Un uomo che vive solo come il cuculo sa quanto è importante la compagnia
fedele e sicura di un cane, di conseguenza se lo tiene vicino il più possibile.
Qualsiasi animale, anche una gallina, è importante per chi trascorre gli anni in
solitudine.
Se Domenico andava in paese a fare la spesa Ursus lo seguiva e giocava con
i bambini che incontrava lungo le Vie. La donna degli alimentari ogni volta gli
lanciava una crosta di formaggio e per ringraziarla il cane le si faceva vicino a
strusciarle il muso sul grembiule. Era un cane intelligente, Ursus, e Domenico
lo sapeva. Ma, se ancora non lo avesse capito, un giorno ebbe modo di
constatano.

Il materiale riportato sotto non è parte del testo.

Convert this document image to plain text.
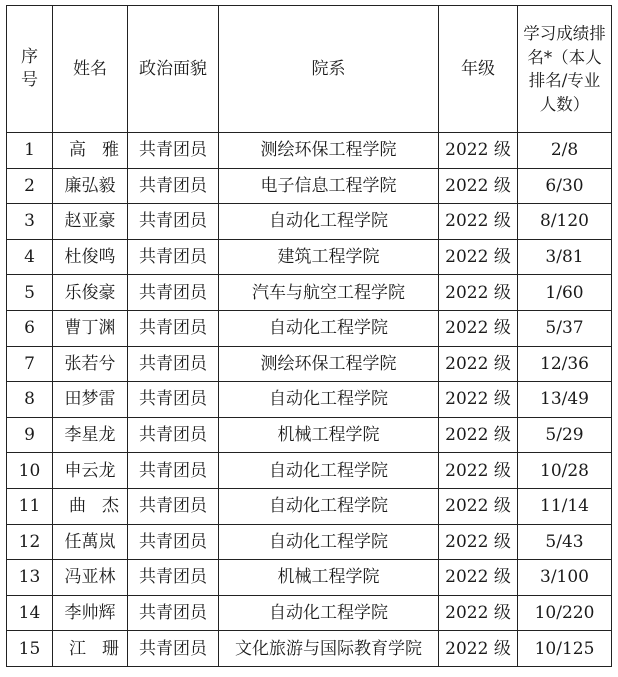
序号	姓名	政治面貌	院系	年级	学习成绩排名*（本人排名/专业人数）
1	高雅	共青团员	测绘环保工程学院	2022 级	2/8
2	廉弘毅	共青团员	电子信息工程学院	2022 级	6/30
3	赵亚豪	共青团员	自动化工程学院	2022 级	8/120
4	杜俊鸣	共青团员	建筑工程学院	2022 级	3/81
5	乐俊豪	共青团员	汽车与航空工程学院	2022 级	1/60
6	曹丁渊	共青团员	自动化工程学院	2022 级	5/37
7	张若兮	共青团员	测绘环保工程学院	2022 级	12/36
8	田梦雷	共青团员	自动化工程学院	2022 级	13/49
9	李星龙	共青团员	机械工程学院	2022 级	5/29
10	申云龙	共青团员	自动化工程学院	2022 级	10/28
11	曲杰	共青团员	自动化工程学院	2022 级	11/14
12	任萬岚	共青团员	自动化工程学院	2022 级	5/43
13	冯亚林	共青团员	机械工程学院	2022 级	3/100
14	李帅辉	共青团员	自动化工程学院	2022 级	10/220
15	江珊	共青团员	文化旅游与国际教育学院	2022 级	10/125
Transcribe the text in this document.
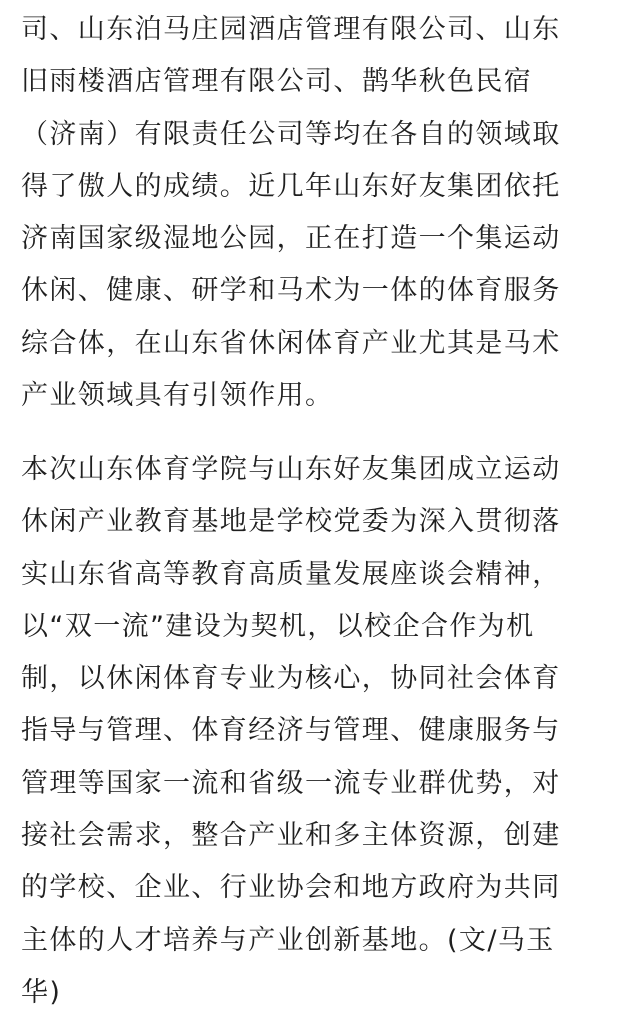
司、山东泊马庄园酒店管理有限公司、山东
旧雨楼酒店管理有限公司、鹊华秋色民宿
（济南）有限责任公司等均在各自的领域取
得了傲人的成绩。近几年山东好友集团依托
济南国家级湿地公园，正在打造一个集运动
休闲、健康、研学和马术为一体的体育服务
综合体，在山东省休闲体育产业尤其是马术
产业领域具有引领作用。
本次山东体育学院与山东好友集团成立运动
休闲产业教育基地是学校党委为深入贯彻落
实山东省高等教育高质量发展座谈会精神，
以“双一流”建设为契机，以校企合作为机
制，以休闲体育专业为核心，协同社会体育
指导与管理、体育经济与管理、健康服务与
管理等国家一流和省级一流专业群优势，对
接社会需求，整合产业和多主体资源，创建
的学校、企业、行业协会和地方政府为共同
主体的人才培养与产业创新基地。(文/马玉
华)
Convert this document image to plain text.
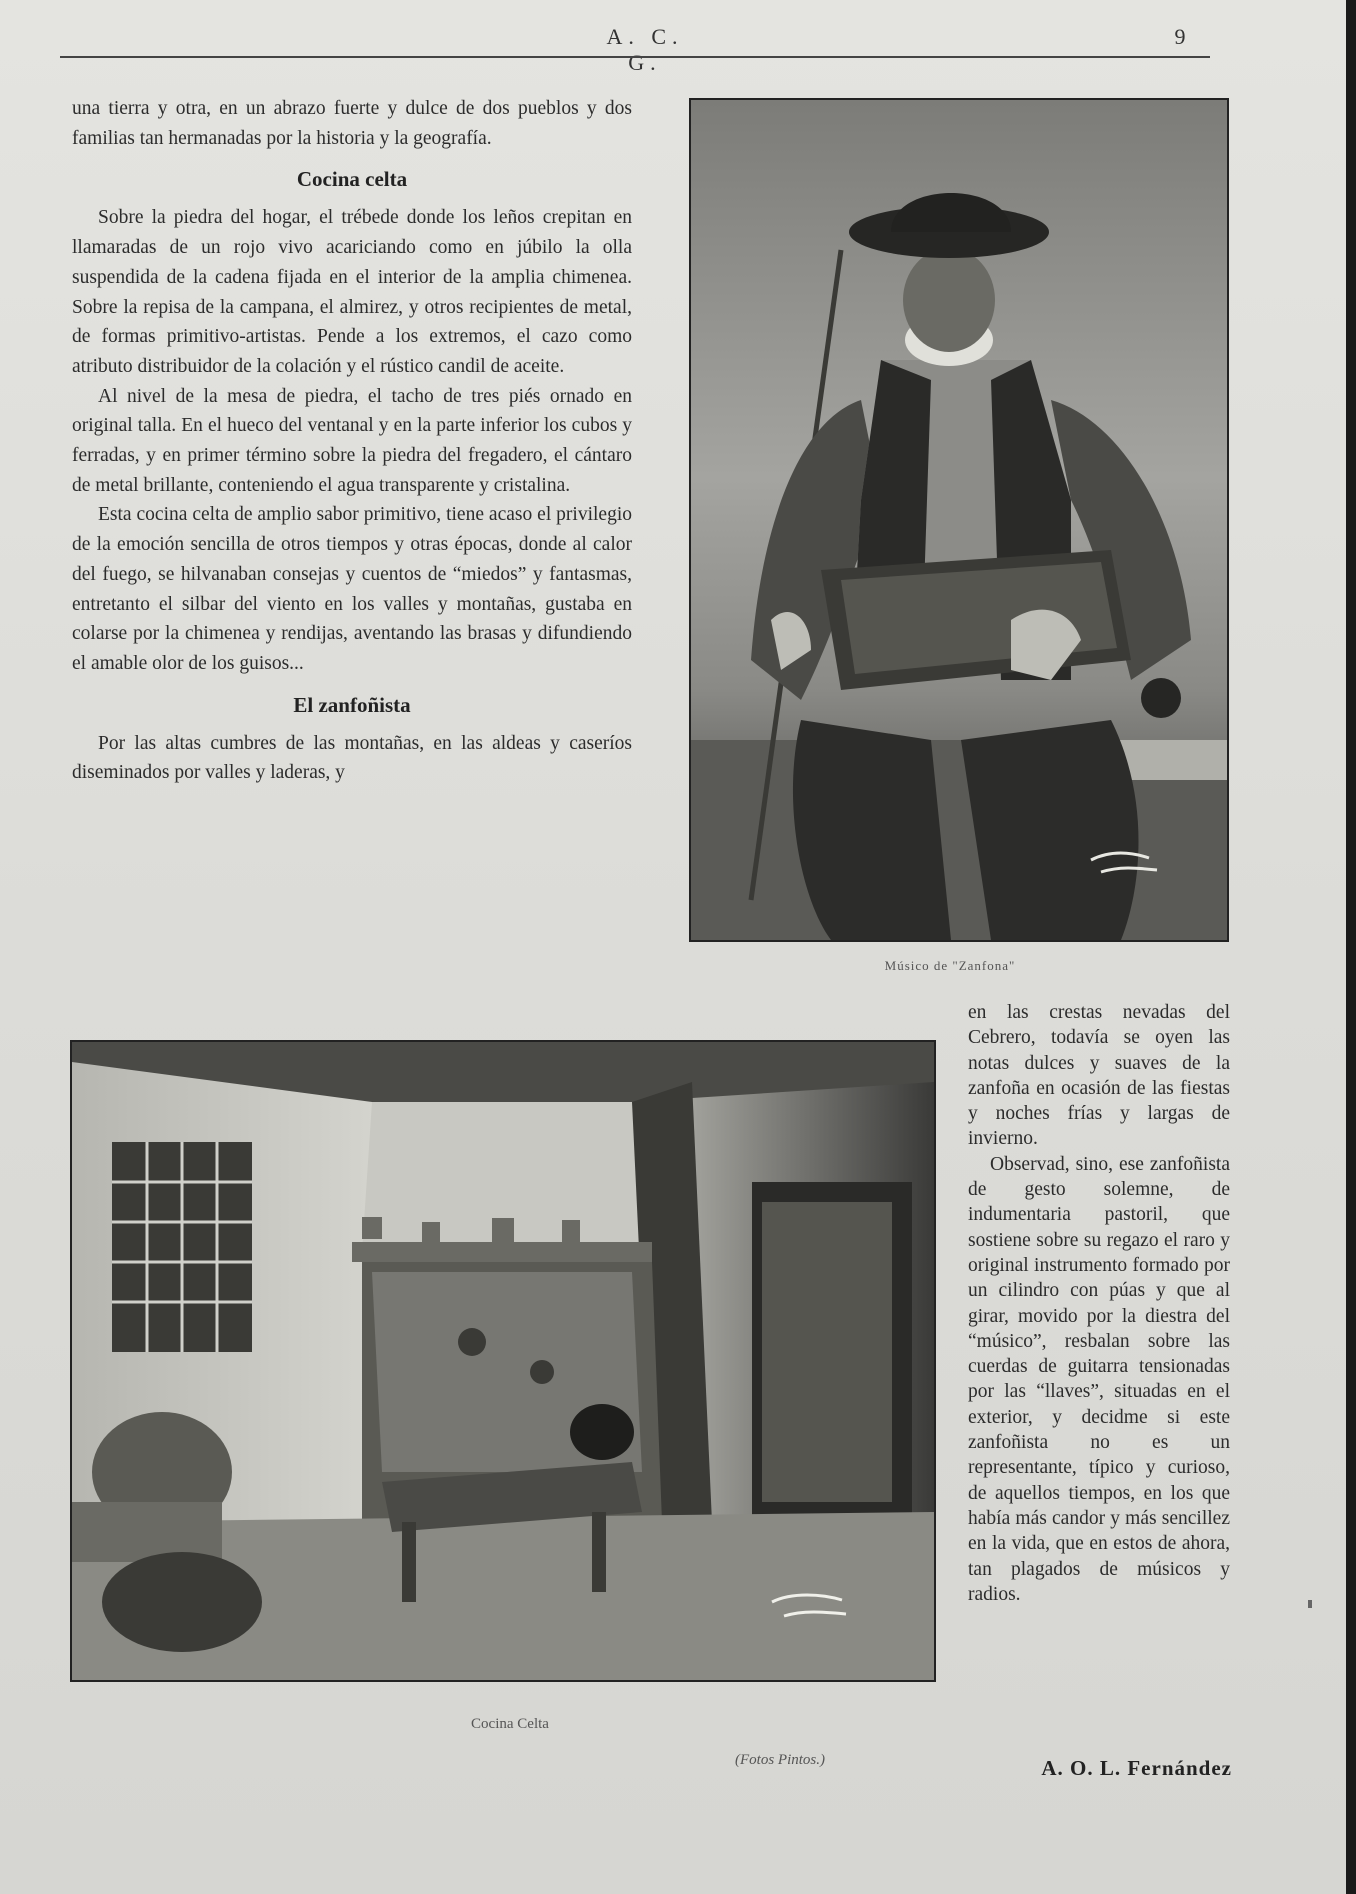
A. C. G.
9

una tierra y otra, en un abrazo fuerte y dulce de dos pueblos y dos familias tan hermanadas por la historia y la geografía.

Cocina celta

Sobre la piedra del hogar, el trébede donde los leños crepitan en llamaradas de un rojo vivo acariciando como en júbilo la olla suspendida de la cadena fijada en el interior de la amplia chimenea. Sobre la repisa de la campana, el almirez, y otros recipientes de metal, de formas primitivo-artistas. Pende a los extremos, el cazo como atributo distribuidor de la colación y el rústico candil de aceite.

Al nivel de la mesa de piedra, el tacho de tres piés ornado en original talla. En el hueco del ventanal y en la parte inferior los cubos y ferradas, y en primer término sobre la piedra del fregadero, el cántaro de metal brillante, conteniendo el agua transparente y cristalina.

Esta cocina celta de amplio sabor primitivo, tiene acaso el privilegio de la emoción sencilla de otros tiempos y otras épocas, donde al calor del fuego, se hilvanaban consejas y cuentos de “miedos” y fantasmas, entretanto el silbar del viento en los valles y montañas, gustaba en colarse por la chimenea y rendijas, aventando las brasas y difundiendo el amable olor de los guisos...

El zanfoñista

Por las altas cumbres de las montañas, en las aldeas y caseríos diseminados por valles y laderas, y

Músico de "Zanfona"
Cocina Celta

en las crestas nevadas del Cebrero, todavía se oyen las notas dulces y suaves de la zanfoña en ocasión de las fiestas y noches frías y largas de invierno.

Observad, sino, ese zanfoñista de gesto solemne, de indumentaria pastoril, que sostiene sobre su regazo el raro y original instrumento formado por un cilindro con púas y que al girar, movido por la diestra del “músico”, resbalan sobre las cuerdas de guitarra tensionadas por las “llaves”, situadas en el exterior, y decidme si este zanfoñista no es un representante, típico y curioso, de aquellos tiempos, en los que había más candor y más sencillez en la vida, que en estos de ahora, tan plagados de músicos y radios.

(Fotos Pintos.)	A. O. L. Fernández
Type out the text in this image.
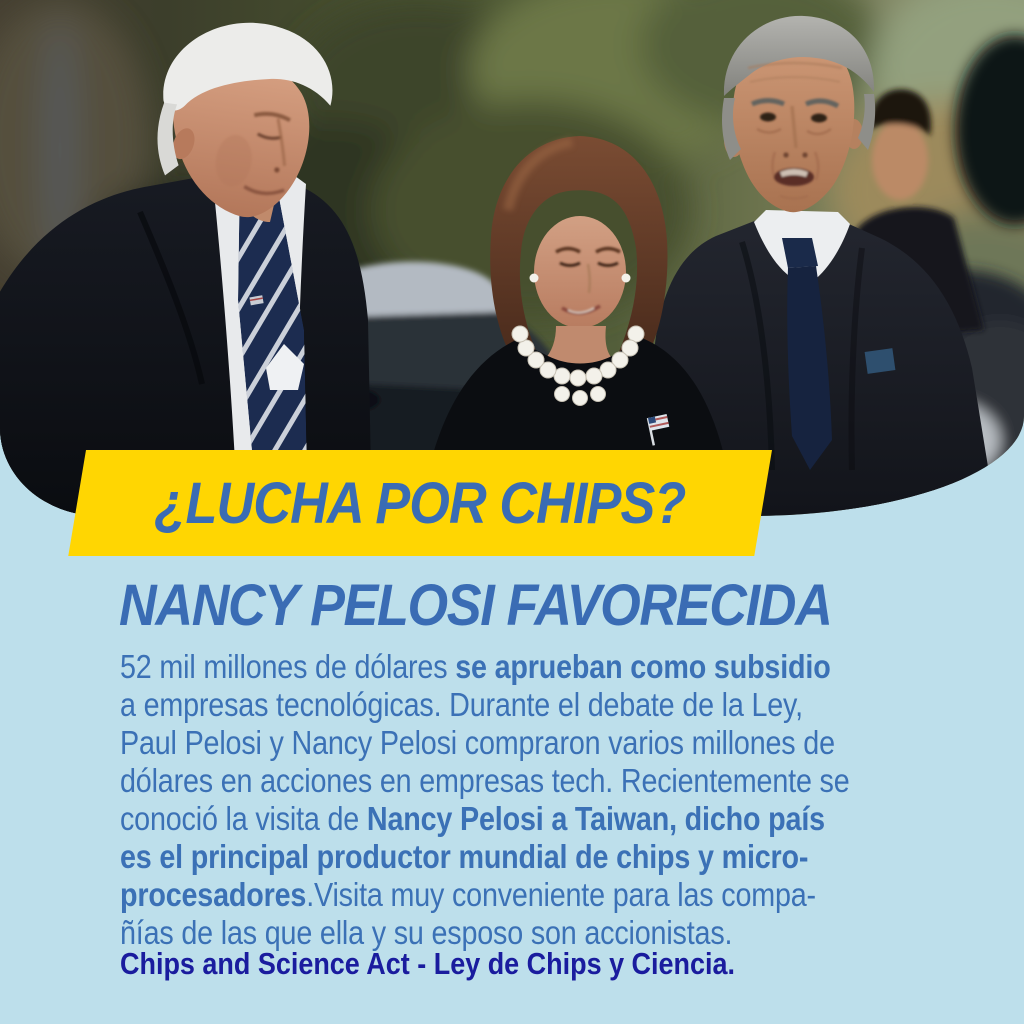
¿LUCHA POR CHIPS?
NANCY PELOSI FAVORECIDA
52 mil millones de dólares se aprueban como subsidio
a empresas tecnológicas. Durante el debate de la Ley,
Paul Pelosi y Nancy Pelosi compraron varios millones de
dólares en acciones en empresas tech. Recientemente se
conoció la visita de Nancy Pelosi a Taiwan, dicho país
es el principal productor mundial de chips y micro-
procesadores.Visita muy conveniente para las compa-
ñías de las que ella y su esposo son accionistas.
Chips and Science Act - Ley de Chips y Ciencia.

Alla Madonna d’agosto lui e il fedele Ursus camminavano da dieci
ore lungo le creste del Borgà e della Palazza in cerca di pernici bianche. Una
l’avevano presa, ma per un cacciatore come Domenico voleva dire fallimento.
Solo i pivelli e i buoni a nulla s’accontentano di una singola pernice bianca.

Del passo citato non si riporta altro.